Hi! "zpool scrub" may hang in an uninterruptable disk i/o state in case of damaged pool data for 11.2-STABLE/amd64 r335757. This is easily reproduceable using file-backed ZFS pool when files reside on another ("real") pool: cd dir # resides on ZFS size=100 rm -f vdev1 vdev2 truncate -s ${size}m vdev1 vdev2 zpool create ztest $(realpath vdev1) zpool add ztest $(realpath vdev2) # simulate data corruption dd if=/dev/urandom of=vdev2 bs=1m count=${size} zpool scrub ztest The last command "zpool scrub" always hangs here: load: 0.53 cmd: zpool 2130 [tx->tx_sync_done_cv] 34.59r 0.00u 0.00s 0% 3692k "kill -9" cannot kill it.
I am not too surprised. The pool configuration is not redundant and the whole top level vdev is corrupted. I suspect that the scrub command needs to write something to the pool to record the initial scrub state. And it's quite likely that it needs to perform Read-Modify-Write. And the read fails and the pool gets suspended. zpool scrub command is stuck waiting for confirmation that the scrub is actually started. procstat -kk -a would paint a fuller picture. Maybe there is something reported in dmesg too, but not sure.
(In reply to Andriy Gapon from comment #1) Nothing in the dmesg output. Procstat output is huge, so I compressed it, see attachment.
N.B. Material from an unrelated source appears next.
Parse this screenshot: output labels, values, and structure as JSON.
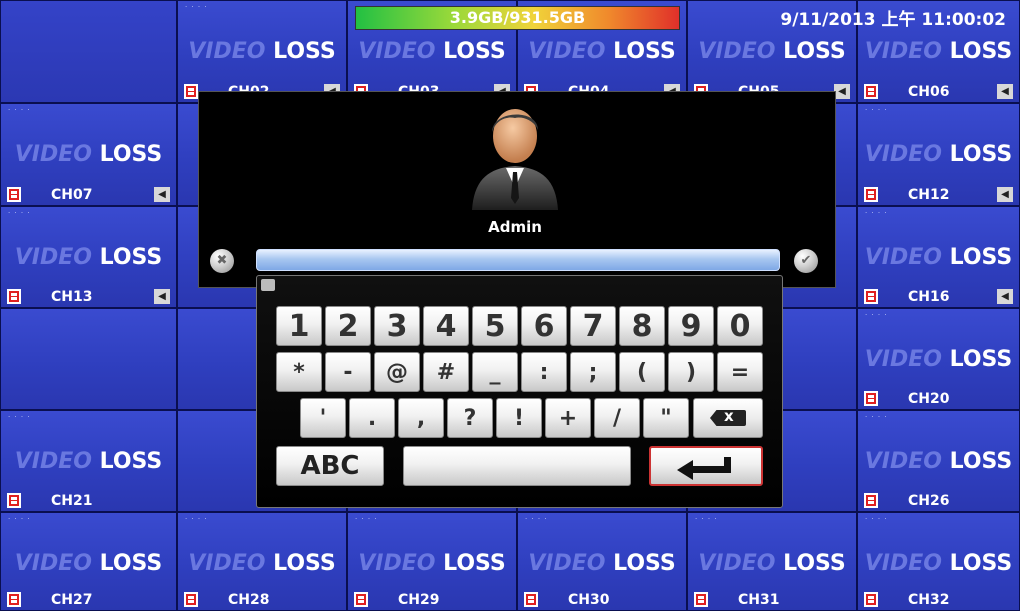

Created attachment 195052 [details] procstat -kk -a output
Please do not put bugs on stable@, current@, hackers@, etc
(In reply to Eugene Grosbein from comment #3) 5 101937 zfskern txg_thread_enter mi_switch+0xc5 sleepq_wait+0x2c _cv_wait+0x160 zio_resume_wait+0x4b spa_sync+0xd46 txg_sync_thread+0x25e fork_exit+0x75 fork_trampoline+0xe 3249 101681 zpool - mi_switch+0xc5 sleepq_wait+0x2c _cv_wait+0x160 txg_wait_synced+0xa5 dsl_sync_task_common+0x219 dsl_sync_task+0x14 dsl_scan+0x9e zfs_ioc_pool_scan+0x5a zfsdev_ioctl+0x6c2 devfs_ioctl_f+0x12d kern_ioctl+0x212 sys_ioctl+0x15c amd64_syscall+0x25c fast_syscall_common+0x101 So, unfortunately, this is how ZFS works now.
It is reproduceacble exactly same way under 13.2-PRERELEASE/amd64 with stock ZFS.